Ninety years after Bolshevik revolutionaries shot dead the last tsar, Russians are fighting over who to lionise: Tsar Nicholas II or Josef Stalin.

They are vying for first place in an online poll organised by Russian television to choose the greatest hero in the country's history. Soviet state founder Vladimir Lenin is third.

By lunchtime yesterday, the last tsar led the survey with 419,476 votes, followed by Stalin with 381,361 and Lenin with 201,285. Some 2.8 million votes had been registered.

Russia's penchant for strong leaders is evident in the poll. Tsars Peter I and Catherine the Great feature in the top 10, along with crusading mediaeval prince Alexander Nevsky. Ivan the Terrible, who murdered his own son, is in 12th place.

Stalin, blamed by historians for 20 to 40 million deaths in political purges and agricultural famines during his 31-year rule, is popular with some Russians for defeating Nazi Germany, industrialising the Soviet Union and building a strong state.

€900 flushed down toilet

A Dutch woman who accidentally flushed €900 down the toilet got her money back after workers fished the bank notes from the drain.

The woman from Oldenzaal had just withdrawn €1,000 in €100 bills to spend on her forthcoming holiday.

Nine of the notes slipped out of her back pocket and into the toilet bowl while she was relieving herself.

Realising what she had done, she called the local council.

Using a mini-camera designed to detect blockages in drains and sewers, workers were able to find the nine bank notes, one of which had floated 15 metres from the house.

The woman hung the bills out to dry before heading off on holiday with her family.

Arrested for sex attacks on sheep

A Briton has been arrested on suspicion of carrying out a series of sex attacks on sheep, London police said yesterday.

The 27-year-old man was held at his home in Dulwich, south London, on suspicion of bestiality with sheep. He was also wanted in connection of the possession of drugs with intent to supply.

Detectives said the arrest followed allegations made to them in May and June.

"Two male joggers said they had observed a man molesting the sheep in a field at Botany Bay Lane, Chislehurst," police said in a statement.

"A similar incident was reported to police by a stables employee in the area."

Media reports said the man had been barred from visiting farmland while officers carried out their investigation.

Fake wife used to get divorce

An Indian man who took an impersonator to court to get a divorce faces legal action after his real wife found out, lawyers said yesterday.

Sanjib Saha presented a woman as his wife in a lower court in the eastern city of Kolkata this month. Both said they sought a mutual divorce, something the court granted immediately.

Mr Saha's real wife was then asked to leave the marital home. She has since appealed the ruling at a higher court, charged her husband with cheating and the original divorce was suspended. "The case exposed the legal loopholes in our system," Kaushik Chanda, lawyer of Mr Saha's real wife, said.

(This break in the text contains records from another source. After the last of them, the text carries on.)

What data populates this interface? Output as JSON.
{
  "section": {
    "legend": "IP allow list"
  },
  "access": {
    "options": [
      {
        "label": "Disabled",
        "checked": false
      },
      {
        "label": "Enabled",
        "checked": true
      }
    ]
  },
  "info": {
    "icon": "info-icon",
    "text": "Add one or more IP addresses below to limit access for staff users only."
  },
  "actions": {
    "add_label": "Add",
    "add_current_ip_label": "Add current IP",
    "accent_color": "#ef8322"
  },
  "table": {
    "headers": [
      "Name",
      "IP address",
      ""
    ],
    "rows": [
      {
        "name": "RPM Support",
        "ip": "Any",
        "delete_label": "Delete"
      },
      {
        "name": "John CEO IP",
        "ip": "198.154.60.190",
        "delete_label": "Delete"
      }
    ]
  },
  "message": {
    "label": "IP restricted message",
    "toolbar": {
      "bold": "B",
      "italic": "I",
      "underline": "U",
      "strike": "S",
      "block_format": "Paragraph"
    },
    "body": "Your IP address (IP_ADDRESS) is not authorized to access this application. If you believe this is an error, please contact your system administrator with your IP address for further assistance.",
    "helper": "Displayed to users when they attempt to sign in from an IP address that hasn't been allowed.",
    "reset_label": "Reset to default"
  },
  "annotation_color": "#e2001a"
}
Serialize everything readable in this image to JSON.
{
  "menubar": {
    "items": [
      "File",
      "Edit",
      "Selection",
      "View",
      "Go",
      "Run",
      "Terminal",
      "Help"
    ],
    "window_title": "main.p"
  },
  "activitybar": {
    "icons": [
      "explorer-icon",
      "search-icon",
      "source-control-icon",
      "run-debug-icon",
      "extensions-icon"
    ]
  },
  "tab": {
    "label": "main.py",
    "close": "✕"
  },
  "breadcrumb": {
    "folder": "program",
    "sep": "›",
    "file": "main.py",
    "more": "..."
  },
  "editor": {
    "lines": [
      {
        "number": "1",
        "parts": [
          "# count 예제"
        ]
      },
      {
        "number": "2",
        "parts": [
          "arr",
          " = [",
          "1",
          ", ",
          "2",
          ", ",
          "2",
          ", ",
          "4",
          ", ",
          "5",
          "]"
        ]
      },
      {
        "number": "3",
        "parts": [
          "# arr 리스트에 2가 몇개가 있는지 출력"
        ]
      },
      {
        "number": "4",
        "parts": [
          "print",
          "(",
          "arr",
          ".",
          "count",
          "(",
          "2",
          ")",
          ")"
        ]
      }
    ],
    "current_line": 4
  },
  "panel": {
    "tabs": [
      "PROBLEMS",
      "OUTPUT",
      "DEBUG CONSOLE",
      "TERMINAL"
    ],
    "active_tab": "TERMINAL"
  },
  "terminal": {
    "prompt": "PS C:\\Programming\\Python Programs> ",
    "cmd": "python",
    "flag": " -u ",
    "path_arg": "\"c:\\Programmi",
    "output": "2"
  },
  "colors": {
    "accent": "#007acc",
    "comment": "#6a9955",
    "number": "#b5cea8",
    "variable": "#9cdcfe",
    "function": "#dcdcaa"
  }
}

Loud music makes bar customers drink

Customers of bars that play loud music drink more quickly and in fewer gulps, French researchers said yesterday.

Their study, published in the journal Alcoholism: Clinical & Experimental Research, found that turning up the music spurred drinkers to down a glass of beer about three minutes more quickly.

To gauge the effect of sound levels on drinking, the team spent three Saturday nights visiting two bars, where they observed 40 men aged between 18 and 25 drinking beer.

"We have shown that environmental music played in a bar is associated with an increase in drinking," Nicolas Gueguen, a behavioural sciences researcher at the University of Southern Brittany in France, who led the study, said in a statement.

With help from the bars' owners, the team turned the music up and down and then recorded how much and how fast people drank. The customers did not know they were being observed.